The US$ & oil prices dip, equity markets and US yields firm as risk-on sentiment cautiously return. Late Tuesday Ukraine President Zelensky said he is no longer pressing for NATO membership and said he was open to ‘compromise’ on the status of two breakaway pro-Russian territories. The headlines don’t point to the end of the crisis, but investors seem to have turned slightly optimistic, the US$ index fell for a 2nd day, currency and equity markets rebounded in the European trading session. Intraday markets will look for Ukraine/Russian update, US Jolts Jobs opening ahead of Thursdays key Ukraine/Russian peace talks in Turkey, US inflation report, US Initial Jobless claims, and ECB Interest rate decision. In other news. The UK joined the US and bans Russian oil imports, but the ban won’t apply to natural gas. UNHCR head estimates up to 2.2 million people have now fled Ukraine. The US Congress reaches agreement for Ukraine aid, government fund bill. Russian bond default ‘imminent’, warns Fitch as more companies suspect operations (The Guardian). President Biden orders government to study digital dollar, other cryptocurrency risk (Reuters). In the currency markets. Russian RUB down 7.9%, Turkish Lira down 1%, while the US$ index drops for a 2nd as safe-haven currency buying eases. CNY is flat, while Asian currencies firm 0.25% on average vs US$. Trading currencies are mixed with JPY extending losses down 0.2%, while CHF up 0.2%, NZD, NOK, ZAR & MXN firm 0.65%, and AUD strengthens 0.8% vs US$.
Oil prices ease from their highs but remain supported on dips after the UK & US ban Russian oil imports, the Iran nuclear deal remains uncertain, and supply is tight as OPEC keeps to its production levels. C$ and commodity prices remain volatile as markets continue to respond to Ukraine related headlines. Domestically Canada posted a C$2.6bn trade surplus, commodity prices remain at decade high prices, the loonie rebounded from its 6-week lows after Ukraine’s comments on NATO membership which prompted cautious increase in risk sentiment. Our bias remains for a stronger C$ in the medium term and continue to favour selling US$ on rallies. Support holds at 1.2750, if breached look for 1.2635 next while resistance holds at 1.2880.

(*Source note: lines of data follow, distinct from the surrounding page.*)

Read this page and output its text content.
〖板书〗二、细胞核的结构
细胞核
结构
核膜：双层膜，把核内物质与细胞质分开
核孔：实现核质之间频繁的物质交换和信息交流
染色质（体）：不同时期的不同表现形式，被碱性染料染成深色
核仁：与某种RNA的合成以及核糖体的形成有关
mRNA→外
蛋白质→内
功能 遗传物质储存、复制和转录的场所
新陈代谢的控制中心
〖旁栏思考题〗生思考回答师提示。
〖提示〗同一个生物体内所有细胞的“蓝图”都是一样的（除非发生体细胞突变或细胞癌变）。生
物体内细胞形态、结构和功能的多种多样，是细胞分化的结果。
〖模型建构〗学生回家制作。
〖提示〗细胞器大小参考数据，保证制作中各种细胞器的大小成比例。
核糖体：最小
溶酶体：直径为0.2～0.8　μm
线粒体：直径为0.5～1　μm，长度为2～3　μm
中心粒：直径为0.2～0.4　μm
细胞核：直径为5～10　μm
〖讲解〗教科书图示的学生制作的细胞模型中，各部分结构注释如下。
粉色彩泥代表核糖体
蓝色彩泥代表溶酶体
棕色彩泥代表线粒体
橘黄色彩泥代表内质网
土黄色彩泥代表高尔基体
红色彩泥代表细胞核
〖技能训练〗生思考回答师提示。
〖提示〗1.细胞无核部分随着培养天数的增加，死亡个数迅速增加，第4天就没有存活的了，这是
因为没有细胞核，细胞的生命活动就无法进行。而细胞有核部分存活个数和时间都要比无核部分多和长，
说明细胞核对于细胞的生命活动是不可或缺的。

Euro spikes towards 1.10 as risk-on mood cautiously returns to currency markets. Optimistic comments from Ukraine’s President ahead of Thursday’s peace talks in Turkey gave confidence to investors and a return to Euro ahead of Thursday ECB’s meeting/US CPI report. We expect the ECB to keep rates on hold and we expect the ECB to take a cautious tone with the ongoing Ukraine crisis. Our bias is that the Euro will struggle to maintain its bullish momentum and will likely remain under pressure from its peers as interest rate divergence will take a toll on the single currency. Support rises to 1.0900, while resistance shifts to 1.0995.

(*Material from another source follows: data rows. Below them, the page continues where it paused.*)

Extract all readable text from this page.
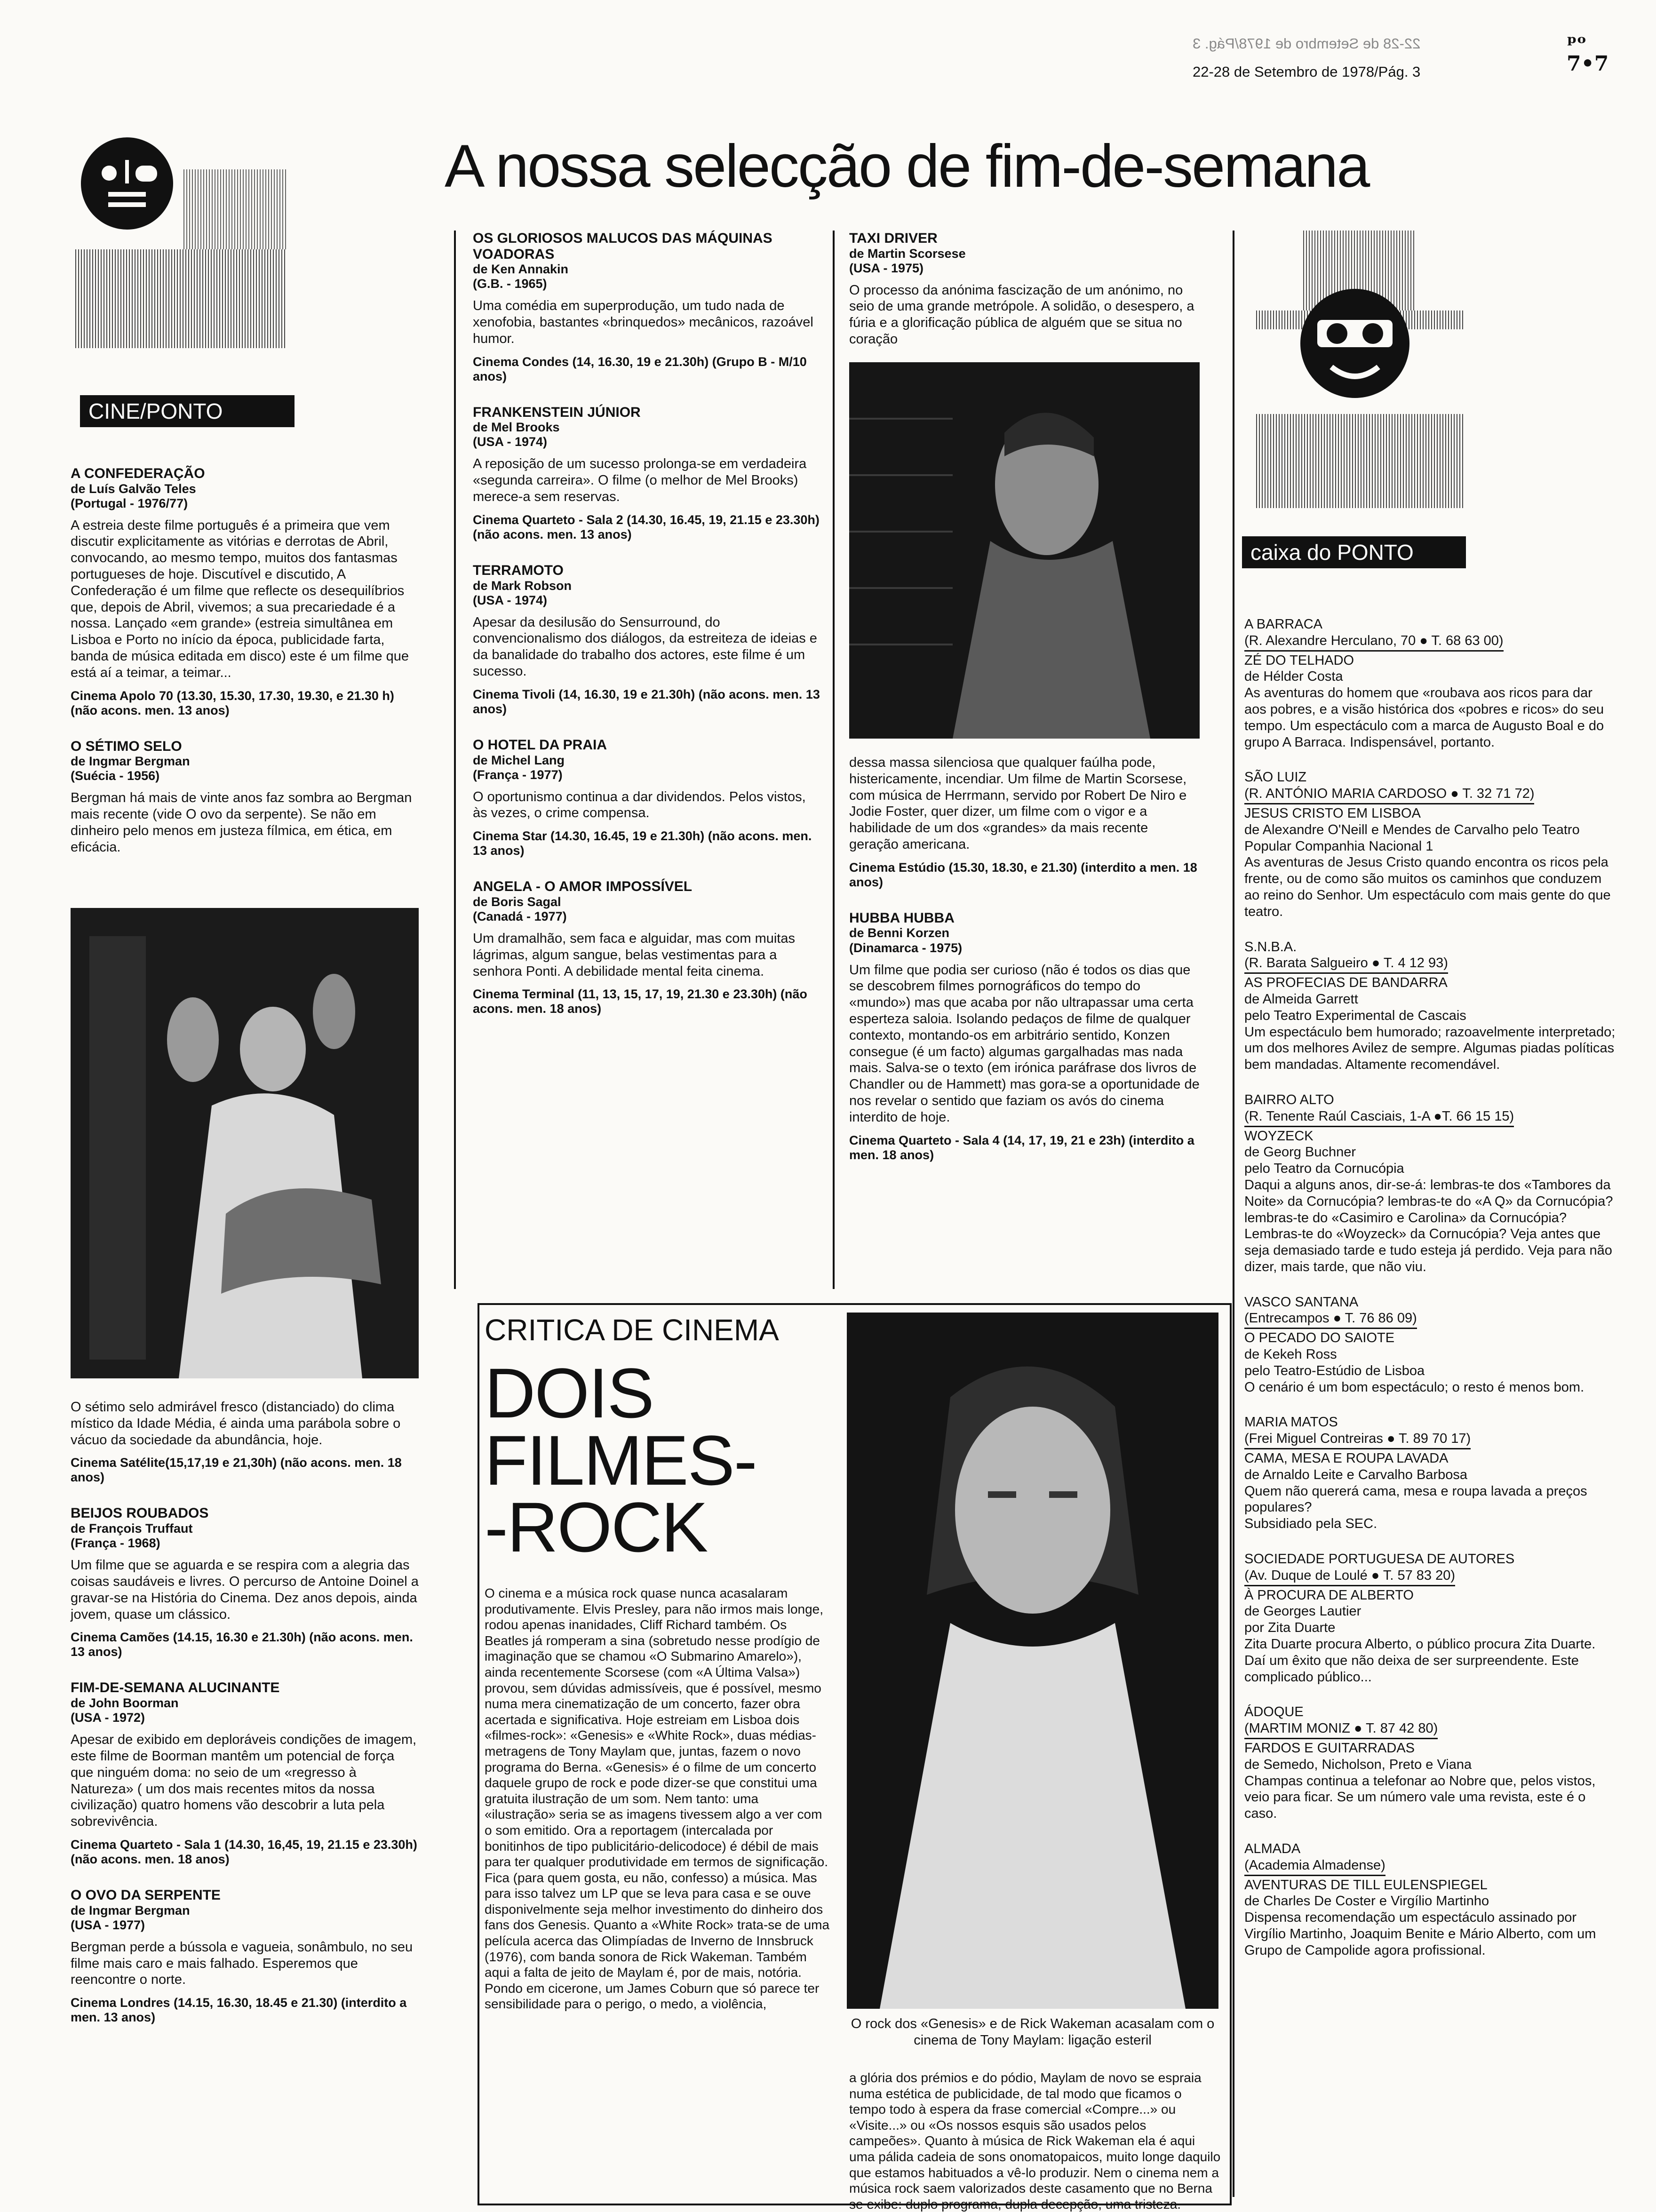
22-28 de Setembro de 1978/Pág. 3
22-28 de Setembro de 1978/Pág. 3
ᵖᵒ
7•7
A nossa selecção de fim-de-semana
CINE/PONTO
A CONFEDERAÇÃO
de Luís Galvão Teles
(Portugal - 1976/77)
A estreia deste filme português é a primeira que vem discutir explicitamente as vitórias e derrotas de Abril, convocando, ao mesmo tempo, muitos dos fantasmas portugueses de hoje. Discutível e discutido, A Confederação é um filme que reflecte os desequilíbrios que, depois de Abril, vivemos; a sua precariedade é a nossa. Lançado «em grande» (estreia simultânea em Lisboa e Porto no início da época, publicidade farta, banda de música editada em disco) este é um filme que está aí a teimar, a teimar...
Cinema Apolo 70 (13.30, 15.30, 17.30, 19.30, e 21.30 h) (não acons. men. 13 anos)
O SÉTIMO SELO
de Ingmar Bergman
(Suécia - 1956)
Bergman há mais de vinte anos faz sombra ao Bergman mais recente (vide O ovo da serpente). Se não em dinheiro pelo menos em justeza fílmica, em ética, em eficácia.
O sétimo selo admirável fresco (distanciado) do clima místico da Idade Média, é ainda uma parábola sobre o vácuo da sociedade da abundância, hoje.
Cinema Satélite(15,17,19 e 21,30h) (não acons. men. 18 anos)
BEIJOS ROUBADOS
de François Truffaut
(França - 1968)
Um filme que se aguarda e se respira com a alegria das coisas saudáveis e livres. O percurso de Antoine Doinel a gravar-se na História do Cinema. Dez anos depois, ainda jovem, quase um clássico.
Cinema Camões (14.15, 16.30 e 21.30h) (não acons. men. 13 anos)
FIM-DE-SEMANA ALUCINANTE
de John Boorman
(USA - 1972)
Apesar de exibido em deploráveis condições de imagem, este filme de Boorman mantêm um potencial de força que ninguém doma: no seio de um «regresso à Natureza» ( um dos mais recentes mitos da nossa civilização) quatro homens vão descobrir a luta pela sobrevivência.
Cinema Quarteto - Sala 1 (14.30, 16,45, 19, 21.15 e 23.30h) (não acons. men. 18 anos)
O OVO DA SERPENTE
de Ingmar Bergman
(USA - 1977)
Bergman perde a bússola e vagueia, sonâmbulo, no seu filme mais caro e mais falhado. Esperemos que reencontre o norte.
Cinema Londres (14.15, 16.30, 18.45 e 21.30) (interdito a men. 13 anos)
OS GLORIOSOS MALUCOS DAS MÁQUINAS VOADORAS
de Ken Annakin
(G.B. - 1965)
Uma comédia em superprodução, um tudo nada de xenofobia, bastantes «brinquedos» mecânicos, razoável humor.
Cinema Condes (14, 16.30, 19 e 21.30h) (Grupo B - M/10 anos)
FRANKENSTEIN JÚNIOR
de Mel Brooks
(USA - 1974)
A reposição de um sucesso prolonga-se em verdadeira «segunda carreira». O filme (o melhor de Mel Brooks) merece-a sem reservas.
Cinema Quarteto - Sala 2 (14.30, 16.45, 19, 21.15 e 23.30h) (não acons. men. 13 anos)
TERRAMOTO
de Mark Robson
(USA - 1974)
Apesar da desilusão do Sensurround, do convencionalismo dos diálogos, da estreiteza de ideias e da banalidade do trabalho dos actores, este filme é um sucesso.
Cinema Tivoli (14, 16.30, 19 e 21.30h) (não acons. men. 13 anos)
O HOTEL DA PRAIA
de Michel Lang
(França - 1977)
O oportunismo continua a dar dividendos. Pelos vistos, às vezes, o crime compensa.
Cinema Star (14.30, 16.45, 19 e 21.30h) (não acons. men. 13 anos)
ANGELA - O AMOR IMPOSSÍVEL
de Boris Sagal
(Canadá - 1977)
Um dramalhão, sem faca e alguidar, mas com muitas lágrimas, algum sangue, belas vestimentas para a senhora Ponti. A debilidade mental feita cinema.
Cinema Terminal (11, 13, 15, 17, 19, 21.30 e 23.30h) (não acons. men. 18 anos)
TAXI DRIVER
de Martin Scorsese
(USA - 1975)
O processo da anónima fascização de um anónimo, no seio de uma grande metrópole. A solidão, o desespero, a fúria e a glorificação pública de alguém que se situa no coração
dessa massa silenciosa que qualquer faúlha pode, histericamente, incendiar. Um filme de Martin Scorsese, com música de Herrmann, servido por Robert De Niro e Jodie Foster, quer dizer, um filme com o vigor e a habilidade de um dos «grandes» da mais recente geração americana.
Cinema Estúdio (15.30, 18.30, e 21.30) (interdito a men. 18 anos)
HUBBA HUBBA
de Benni Korzen
(Dinamarca - 1975)
Um filme que podia ser curioso (não é todos os dias que se descobrem filmes pornográficos do tempo do «mundo») mas que acaba por não ultrapassar uma certa esperteza saloia. Isolando pedaços de filme de qualquer contexto, montando-os em arbitrário sentido, Konzen consegue (é um facto) algumas gargalhadas mas nada mais. Salva-se o texto (em irónica paráfrase dos livros de Chandler ou de Hammett) mas gora-se a oportunidade de nos revelar o sentido que faziam os avós do cinema interdito de hoje.
Cinema Quarteto - Sala 4 (14, 17, 19, 21 e 23h) (interdito a men. 18 anos)
caixa do PONTO
A BARRACA
(R. Alexandre Herculano, 70 ● T. 68 63 00)
ZÉ DO TELHADO
de Hélder Costa
As aventuras do homem que «roubava aos ricos para dar aos pobres, e a visão histórica dos «pobres e ricos» do seu tempo. Um espectáculo com a marca de Augusto Boal e do grupo A Barraca. Indispensável, portanto.
SÃO LUIZ
(R. ANTÓNIO MARIA CARDOSO ● T. 32 71 72)
JESUS CRISTO EM LISBOA
de Alexandre O'Neill e Mendes de Carvalho pelo Teatro Popular Companhia Nacional 1
As aventuras de Jesus Cristo quando encontra os ricos pela frente, ou de como são muitos os caminhos que conduzem ao reino do Senhor. Um espectáculo com mais gente do que teatro.
S.N.B.A.
(R. Barata Salgueiro ● T. 4 12 93)
AS PROFECIAS DE BANDARRA
de Almeida Garrett
pelo Teatro Experimental de Cascais
Um espectáculo bem humorado; razoavelmente interpretado; um dos melhores Avilez de sempre. Algumas piadas políticas bem mandadas. Altamente recomendável.
BAIRRO ALTO
(R. Tenente Raúl Casciais, 1-A ●T. 66 15 15)
WOYZECK
de Georg Buchner
pelo Teatro da Cornucópia
Daqui a alguns anos, dir-se-á: lembras-te dos «Tambores da Noite» da Cornucópia? lembras-te do «A Q» da Cornucópia? lembras-te do «Casimiro e Carolina» da Cornucópia?
Lembras-te do «Woyzeck» da Cornucópia? Veja antes que seja demasiado tarde e tudo esteja já perdido. Veja para não dizer, mais tarde, que não viu.
VASCO SANTANA
(Entrecampos ● T. 76 86 09)
O PECADO DO SAIOTE
de Kekeh Ross
pelo Teatro-Estúdio de Lisboa
O cenário é um bom espectáculo; o resto é menos bom.
MARIA MATOS
(Frei Miguel Contreiras ● T. 89 70 17)
CAMA, MESA E ROUPA LAVADA
de Arnaldo Leite e Carvalho Barbosa
Quem não quererá cama, mesa e roupa lavada a preços populares?
Subsidiado pela SEC.
SOCIEDADE PORTUGUESA DE AUTORES
(Av. Duque de Loulé ● T. 57 83 20)
À PROCURA DE ALBERTO
de Georges Lautier
por Zita Duarte
Zita Duarte procura Alberto, o público procura Zita Duarte. Daí um êxito que não deixa de ser surpreendente. Este complicado público...
ÁDOQUE
(MARTIM MONIZ ● T. 87 42 80)
FARDOS E GUITARRADAS
de Semedo, Nicholson, Preto e Viana
Champas continua a telefonar ao Nobre que, pelos vistos, veio para ficar. Se um número vale uma revista, este é o caso.
ALMADA
(Academia Almadense)
AVENTURAS DE TILL EULENSPIEGEL
de Charles De Coster e Virgílio Martinho
Dispensa recomendação um espectáculo assinado por Virgílio Martinho, Joaquim Benite e Mário Alberto, com um Grupo de Campolide agora profissional.
CRITICA DE CINEMA
DOIS
FILMES-
-ROCK
O rock dos «Genesis» e de Rick Wakeman acasalam com o cinema de Tony Maylam: ligação esteril
O cinema e a música rock quase nunca acasalaram produtivamente. Elvis Presley, para não irmos mais longe, rodou apenas inanidades, Cliff Richard também. Os Beatles já romperam a sina (sobretudo nesse prodígio de imaginação que se chamou «O Submarino Amarelo»), ainda recentemente Scorsese (com «A Última Valsa») provou, sem dúvidas admissíveis, que é possível, mesmo numa mera cinematização de um concerto, fazer obra acertada e significativa. Hoje estreiam em Lisboa dois «filmes-rock»: «Genesis» e «White Rock», duas médias-metragens de Tony Maylam que, juntas, fazem o novo programa do Berna. «Genesis» é o filme de um concerto daquele grupo de rock e pode dizer-se que constitui uma gratuita ilustração de um som. Nem tanto: uma «ilustração» seria se as imagens tivessem algo a ver com o som emitido. Ora a reportagem (intercalada por bonitinhos de tipo publicitário-delicodoce) é débil de mais para ter qualquer produtividade em termos de significação. Fica (para quem gosta, eu não, confesso) a música. Mas para isso talvez um LP que se leva para casa e se ouve disponivelmente seja melhor investimento do dinheiro dos fans dos Genesis. Quanto a «White Rock» trata-se de uma película acerca das Olimpíadas de Inverno de Innsbruck (1976), com banda sonora de Rick Wakeman. Também aqui a falta de jeito de Maylam é, por de mais, notória. Pondo em cicerone, um James Coburn que só parece ter sensibilidade para o perigo, o medo, a violência,
a glória dos prémios e do pódio, Maylam de novo se espraia numa estética de publicidade, de tal modo que ficamos o tempo todo à espera da frase comercial «Compre...» ou «Visite...» ou «Os nossos esquis são usados pelos campeões». Quanto à música de Rick Wakeman ela é aqui uma pálida cadeia de sons onomatopaicos, muito longe daquilo que estamos habituados a vê-lo produzir. Nem o cinema nem a música rock saem valorizados deste casamento que no Berna se exibe: duplo programa, dupla decepção, uma tristeza.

EURGBP rebounds on rising risk-on sentiment. Focus shifts to Thursday’s US CPI – ECB Rate Decision & the Key Ukraine/Russian peace talks. Support resets at .8250 (1.2120) while resistance rises to .8365 (1.1954)
GBP rallies in early trading as risk-sentiment rises. The UK government announced it would ban Russian oil imports but doesn’t ban natural gas imports. Markets are focusing on BoE Junes rate decision as traders are pricing in a 50bp’s hike in at June’s meeting to contain surging UK inflation levels. Intraday risk perception remains the markets primary driver and, on that basis, we could see a retest of 1.3200 ahead of the Ukraine/Russian peace talks in Turkey tomorrow. Support resets to 1.3090 while Resistance holds at 1.3190.